Table 1 shows that the scores for harm avoidance, immature defenses, and overconnection and disconnection cognitive schemata were significantly greater in the subjects with depersonalization disorder than in the comparison subjects. Within the group of subjects with depersonalization disorder, dissociation scores significantly correlated with harm avoidance (r=0.36, df=51, p=0.009), immature defenses (r=0.61, df=51, p<0.001), disconnection (r=0.49, df=51, p<0.001), and overconnection (r=0.41, df=51, p<0.001). Depersonalization scores were significantly correlated with overconnection (r=0.40, df=51, p=0.003). All correlations among harm avoidance, immature defenses, overconnection, and disconnection were significant (p<0.01), with the exception of the correlation between harm avoidance and immature defenses.
Discussion
These findings support the hypothesis that several personality factors are associated with pathological dissociation. Specifically, harm-avoidant temperament, immature defenses, and overconnection and disconnection cognitive schemata were highly prevalent in the subjects with depersonalization disorder and, furthermore, were quantitatively related to the severity of dissociation.

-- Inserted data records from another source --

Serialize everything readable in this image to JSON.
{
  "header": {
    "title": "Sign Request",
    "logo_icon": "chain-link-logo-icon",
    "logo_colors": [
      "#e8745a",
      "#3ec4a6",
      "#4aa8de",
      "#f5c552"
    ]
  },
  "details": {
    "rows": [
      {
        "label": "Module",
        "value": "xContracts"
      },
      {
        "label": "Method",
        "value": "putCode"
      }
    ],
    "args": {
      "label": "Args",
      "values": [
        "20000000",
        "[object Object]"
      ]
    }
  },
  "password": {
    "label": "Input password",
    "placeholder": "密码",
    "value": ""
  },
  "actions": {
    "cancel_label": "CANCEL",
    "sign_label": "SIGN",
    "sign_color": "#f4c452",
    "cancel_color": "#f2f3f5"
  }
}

We are not able to determine on the basis of our findings whether these personality correlates of dissociation play a causal role in its genesis, contribute to its perpetuation over time, or become fixed aspects of personality as a result of trauma and dissociation. A longitudinal design is needed to address such temporal relationships.

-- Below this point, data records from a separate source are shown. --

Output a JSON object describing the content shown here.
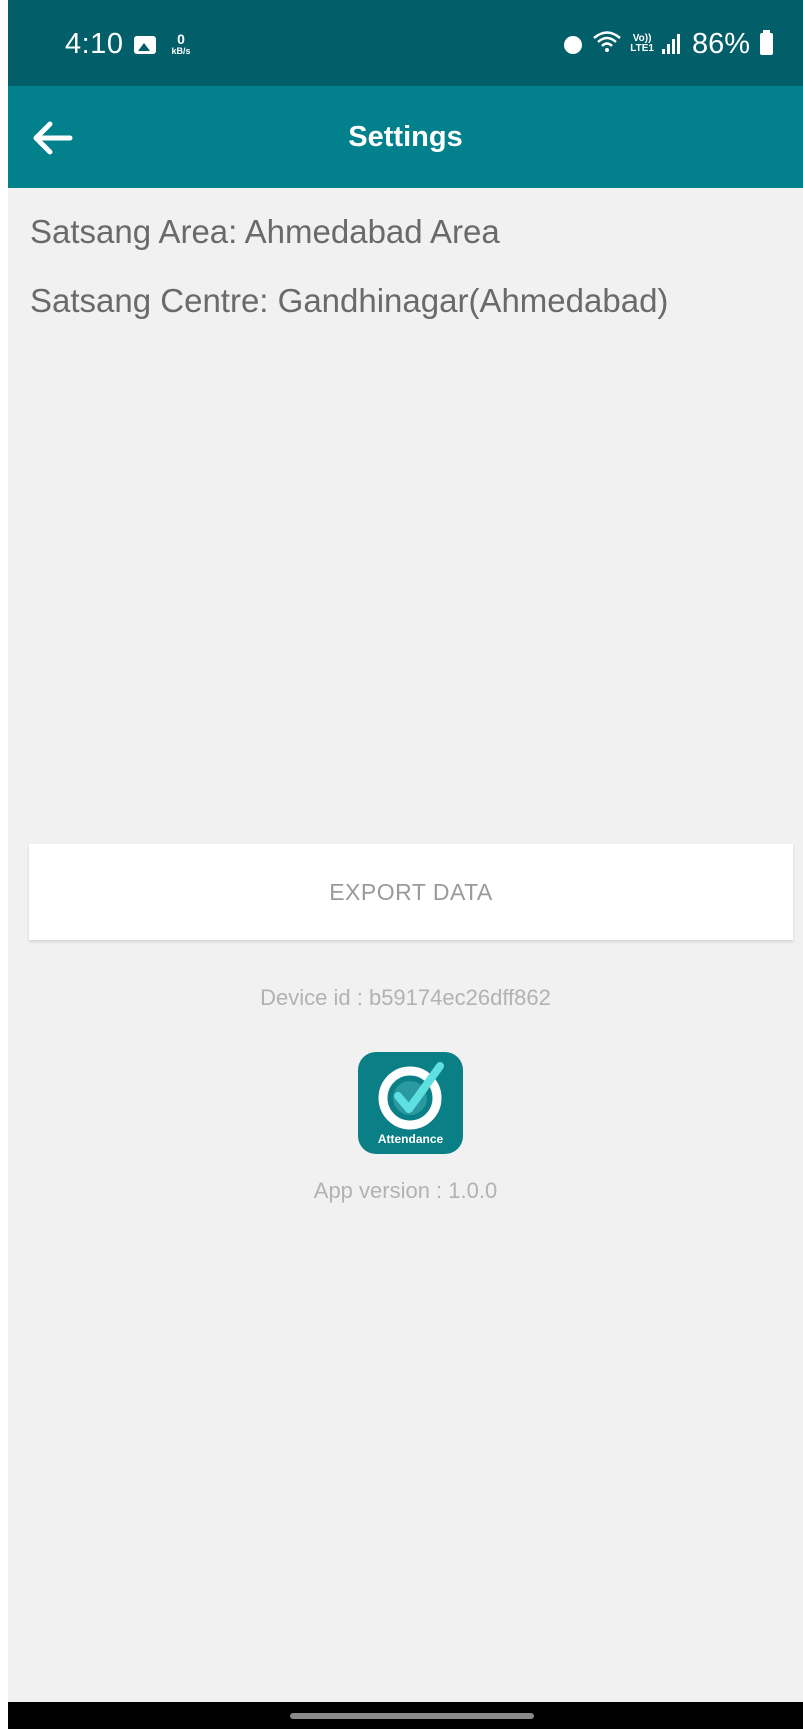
{
  "status_bar": {
    "time": "4:10",
    "net_speed_value": "0",
    "net_speed_unit": "kB/s",
    "volte_top": "Vo))",
    "volte_bottom": "LTE1",
    "battery": "86%"
  },
  "app_bar": {
    "title": "Settings"
  },
  "info": {
    "area": "Satsang Area: Ahmedabad Area",
    "centre": "Satsang Centre: Gandhinagar(Ahmedabad)"
  },
  "actions": {
    "export_label": "EXPORT DATA"
  },
  "device": {
    "id_text": "Device id : b59174ec26dff862"
  },
  "app": {
    "logo_text": "Attendance",
    "version_text": "App version : 1.0.0"
  },
  "colors": {
    "status_bar": "#025f6a",
    "app_bar": "#02808b",
    "background": "#f2f1f2",
    "logo": "#0b7f86"
  },
  "icons": [
    "gallery-icon",
    "alarm-icon",
    "wifi-icon",
    "signal-icon",
    "battery-icon",
    "back-arrow-icon",
    "attendance-logo-icon"
  ]
}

Other limitations include the use of self-report instruments, the absence of comparison psychiatric groups, and the inclusion of a single dissociative diagnosis. However, the validity of the instruments used is widely established, and the findings are robust. The Defense Style Questionnaire immature factor includes 12 defenses, and dissociation is just one, represented by three of 46 questions; therefore, the finding of prevalent immature defenses in the group of subjects with depersonalization disorder is not tautological. The poorly investigated topic of dissociative diatheses merits further study.